The new-season nitrogen market has opened at far higher levels than farmers had hoped, with little change in price between the end of the old season and the new levels announced this week.
June and July deliveries of UK-manufactured ammonium nitrate (AN) were quoted midweek at £274-£280/t delivered to farm for full loads on 28-day payment terms. In some regions, interest-free deferred payment terms are reported.
This is £75-£80/t higher than last year’s very short-lived initial opening offer. The big hike in price is accounted for by strong global demand for fertiliser and high gas and other energy prices, alongside relatively tight stocks of most of the main agricultural commodities.
While the tonnage is not restricted, merchants generally expect the new terms will be withdrawn within days and that the next issue is likely to be at higher prices.
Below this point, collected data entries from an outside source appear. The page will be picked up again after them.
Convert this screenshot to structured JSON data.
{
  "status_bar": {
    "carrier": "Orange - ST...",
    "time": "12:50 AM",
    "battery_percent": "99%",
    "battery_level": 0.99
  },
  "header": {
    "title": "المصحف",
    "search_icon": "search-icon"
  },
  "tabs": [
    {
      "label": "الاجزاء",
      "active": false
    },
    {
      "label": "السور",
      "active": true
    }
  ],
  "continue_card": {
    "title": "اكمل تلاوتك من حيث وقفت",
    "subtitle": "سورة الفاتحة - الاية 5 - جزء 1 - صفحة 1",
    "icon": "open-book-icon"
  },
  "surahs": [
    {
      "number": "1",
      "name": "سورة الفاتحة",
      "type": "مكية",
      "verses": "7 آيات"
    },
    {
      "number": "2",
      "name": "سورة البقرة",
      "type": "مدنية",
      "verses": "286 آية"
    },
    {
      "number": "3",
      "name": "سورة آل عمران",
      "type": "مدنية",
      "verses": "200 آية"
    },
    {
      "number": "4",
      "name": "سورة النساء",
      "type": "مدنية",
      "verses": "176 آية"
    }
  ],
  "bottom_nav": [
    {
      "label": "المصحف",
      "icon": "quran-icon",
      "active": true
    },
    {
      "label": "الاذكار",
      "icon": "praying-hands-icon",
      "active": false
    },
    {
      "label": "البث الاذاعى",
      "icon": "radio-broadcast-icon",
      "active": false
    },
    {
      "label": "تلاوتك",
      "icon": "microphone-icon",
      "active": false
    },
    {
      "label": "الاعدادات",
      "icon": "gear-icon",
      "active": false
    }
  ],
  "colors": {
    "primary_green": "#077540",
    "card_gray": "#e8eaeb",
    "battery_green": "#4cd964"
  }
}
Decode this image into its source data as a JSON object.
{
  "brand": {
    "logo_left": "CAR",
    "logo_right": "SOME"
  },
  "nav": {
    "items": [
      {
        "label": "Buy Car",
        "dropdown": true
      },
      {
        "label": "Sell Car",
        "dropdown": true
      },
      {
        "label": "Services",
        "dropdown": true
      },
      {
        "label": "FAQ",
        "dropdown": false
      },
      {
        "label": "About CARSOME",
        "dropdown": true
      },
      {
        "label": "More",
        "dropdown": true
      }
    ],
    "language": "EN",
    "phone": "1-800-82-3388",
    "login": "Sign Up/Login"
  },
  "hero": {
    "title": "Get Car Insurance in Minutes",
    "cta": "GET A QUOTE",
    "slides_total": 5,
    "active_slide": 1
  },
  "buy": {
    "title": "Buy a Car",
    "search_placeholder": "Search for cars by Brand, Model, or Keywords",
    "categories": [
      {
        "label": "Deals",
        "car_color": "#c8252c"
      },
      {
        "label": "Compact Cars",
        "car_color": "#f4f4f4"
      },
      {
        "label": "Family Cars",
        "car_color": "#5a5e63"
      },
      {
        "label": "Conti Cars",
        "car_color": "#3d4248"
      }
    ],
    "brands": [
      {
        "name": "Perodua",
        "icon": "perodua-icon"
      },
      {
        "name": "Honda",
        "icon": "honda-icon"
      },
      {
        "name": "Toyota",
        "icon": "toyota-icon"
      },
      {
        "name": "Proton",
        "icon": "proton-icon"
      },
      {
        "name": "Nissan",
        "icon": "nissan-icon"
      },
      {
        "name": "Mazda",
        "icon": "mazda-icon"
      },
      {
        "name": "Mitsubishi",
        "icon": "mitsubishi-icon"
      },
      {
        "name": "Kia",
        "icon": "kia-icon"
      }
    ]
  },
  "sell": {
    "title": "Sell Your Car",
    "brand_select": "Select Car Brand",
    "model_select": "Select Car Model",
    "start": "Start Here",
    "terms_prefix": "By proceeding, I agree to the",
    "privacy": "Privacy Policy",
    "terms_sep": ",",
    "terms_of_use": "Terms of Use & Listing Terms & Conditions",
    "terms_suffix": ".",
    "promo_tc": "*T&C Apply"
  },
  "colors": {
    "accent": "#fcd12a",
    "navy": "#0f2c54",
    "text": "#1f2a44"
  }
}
Some of the prices quoted at the lower end of the June-July range are at sellers’ option, so deliveries would have to be taken at a time nominated by the seller.
Prices in continental Europe are higher than UK levels, say merchants, which is probably why imported AN supplies are relatively tight here, with the commodity being drawn into more lucrative markets elsewhere.
Tight supply of imported AN
This has reduced the discount for imported AN, with Lithan at between £5/t and £14/t less than UK product, depending on location. Planned maintenance shutdowns are also likely to keep supply relatively tight over the summer, merchants suggested.
Strong global demand for urea has pushed prices up to £325-£350/t delivered for August, with the lower end of this range thought to be old stock, so this would be available for earlier deliveries. Overall, there are relatively few offers about and little take-up so far, though some merchants are quoting £340/t for urea delivered to farm as far out as October.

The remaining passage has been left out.